Wow....she really helped. I feel soooooo much better now (insert sarcasim here)...

purple
That is an option...the Congressman's office. I've contacted also the state-level vet's office at the Govenor's office (did this yesterday) and am hoping someone will contact me.

Meds. They started me back on Wellbutrin (100mg x1/day) last Friday. The new lady on Tuesday asked me how it was working...LMFAO....are you kidding me? The lowest possible dose and only been on it for 5 days? Duh. I know from experience it takes weeks for these types of meds to kick in.
Pete53
I saw a sign in Dallas VAMC that requested any Veteran who felt suicidal to call the 888 number and promised immediate help. For Larry it was about 10 Steps South of Valet Parking Desk.

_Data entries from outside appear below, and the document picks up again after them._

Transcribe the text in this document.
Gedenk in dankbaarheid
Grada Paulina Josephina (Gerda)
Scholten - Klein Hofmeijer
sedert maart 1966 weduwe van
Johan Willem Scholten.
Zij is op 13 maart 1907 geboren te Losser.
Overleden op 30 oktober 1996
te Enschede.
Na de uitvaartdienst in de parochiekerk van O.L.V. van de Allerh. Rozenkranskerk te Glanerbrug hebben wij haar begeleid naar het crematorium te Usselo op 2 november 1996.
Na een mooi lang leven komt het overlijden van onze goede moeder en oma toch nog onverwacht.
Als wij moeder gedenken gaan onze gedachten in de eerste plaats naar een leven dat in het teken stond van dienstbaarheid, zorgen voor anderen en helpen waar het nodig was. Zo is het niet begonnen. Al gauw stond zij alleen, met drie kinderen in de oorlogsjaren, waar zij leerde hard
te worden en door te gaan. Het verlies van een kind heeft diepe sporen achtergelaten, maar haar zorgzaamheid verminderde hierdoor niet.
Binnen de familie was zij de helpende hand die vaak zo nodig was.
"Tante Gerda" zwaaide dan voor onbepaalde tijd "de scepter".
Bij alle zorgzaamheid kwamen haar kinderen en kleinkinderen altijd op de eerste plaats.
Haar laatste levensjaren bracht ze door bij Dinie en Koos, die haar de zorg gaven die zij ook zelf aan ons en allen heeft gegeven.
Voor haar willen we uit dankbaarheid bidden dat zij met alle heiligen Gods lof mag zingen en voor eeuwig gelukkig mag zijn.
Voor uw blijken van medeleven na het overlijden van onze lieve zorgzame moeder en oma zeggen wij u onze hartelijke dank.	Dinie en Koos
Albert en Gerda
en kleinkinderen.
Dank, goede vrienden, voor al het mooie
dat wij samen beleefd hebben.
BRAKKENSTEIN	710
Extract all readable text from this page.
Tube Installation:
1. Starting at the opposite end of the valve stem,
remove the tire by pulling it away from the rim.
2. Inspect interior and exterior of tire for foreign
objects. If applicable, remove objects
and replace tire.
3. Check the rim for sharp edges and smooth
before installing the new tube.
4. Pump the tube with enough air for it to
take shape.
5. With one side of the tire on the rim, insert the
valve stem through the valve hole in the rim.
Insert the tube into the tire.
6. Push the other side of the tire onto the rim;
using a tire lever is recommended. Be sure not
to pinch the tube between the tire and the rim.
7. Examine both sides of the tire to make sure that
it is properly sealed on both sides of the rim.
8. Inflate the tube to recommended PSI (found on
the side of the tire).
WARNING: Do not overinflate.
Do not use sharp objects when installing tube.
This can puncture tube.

I should have taken a picture of it with my cell phone I will try and do that next time.
purple
*sigh* still waiting on the Vet Center to get back with me....

as for calling the 1-800 "talk" number...no. did that twice before, was hung up on twice before. plus i know what happens when a vet calls that number. they have caller id. they immediately access your personal info as well as your va medical records as the people answering the phone have access to VISTA. this is so wrong. the majority of the time, cops will end up at your door when maybe all you needed was someone to talk to.
Pete53
You can block your number from showing up on Caller ID
LarryJ
As Pete and I can attest to, if you mention the "S" word any where in or within a 2 mile radius of the Dallas VAMC-------you WILL get a response (seems it has something to do with the 3 or 4 suicides AT the Dallas VAMC within a couple of months last year or year before last (my short-term memory, alas, is lost and I can't seem to remember where I......).
I told the psychologist that was performing a C&P eval on me, when he asked if I had thoughts of suicide, that yea I did..........PANIC ensued.
I kept trying to tell him that I was NOT thinking about suicide at that particular moment, but that I had in the past and probably will into the future.
He never heard me, or maybe he did.
Hours later (I lost track of time but it could be numbered in double digits) I look up to find my wife coming down the hall. What's up with this?
Come to find out, they were NOT going to let me go home, until she promised to come get me and take my home and stay with me (she, fortunately, is an RN and she pulled the proper strings in the medical department).
So, now when I go to the VAMC I appear with a smile and a "devil-may-care" attitude...............in fear, literally, of being "locked-down" in a mattress-lined room!
But, looking on the bright side..............that's one way, at the Dallas VAMC at least, of aceing a mental C&P, I guess, although I didn't plan it that way, I was just being truthful with the dude.
Pete53
Larry:

Actually after becoming very annoyed by the question, "Have you had thoughts of hurting yourself"? I blurted out why don't you ask me if I have had thoughts about hurting you and glared at the poor woman who asked me the question.

Sometimes I get very annoyed and try as I must I try to be nice but when your pain is a 7 or 8 and I am tired and grumpy I can be mean.

Anyway after that episode I noticed that they always asked me both questions.
purple
Well, Dayton doesn't give a crap. Hell, they even know I have a plan. That question cracks me up...I tell them...duh, I have several previous suicide attempts, you think I don't have a plan?

As far as the Vet Center goes...got a call from a lady there...the soonest they can see me is the 15th! And yup, they know what's going on. *sigh*

Do you ever have those weeks that you are convinced that the entire world is against you???...And you just figure...why bother??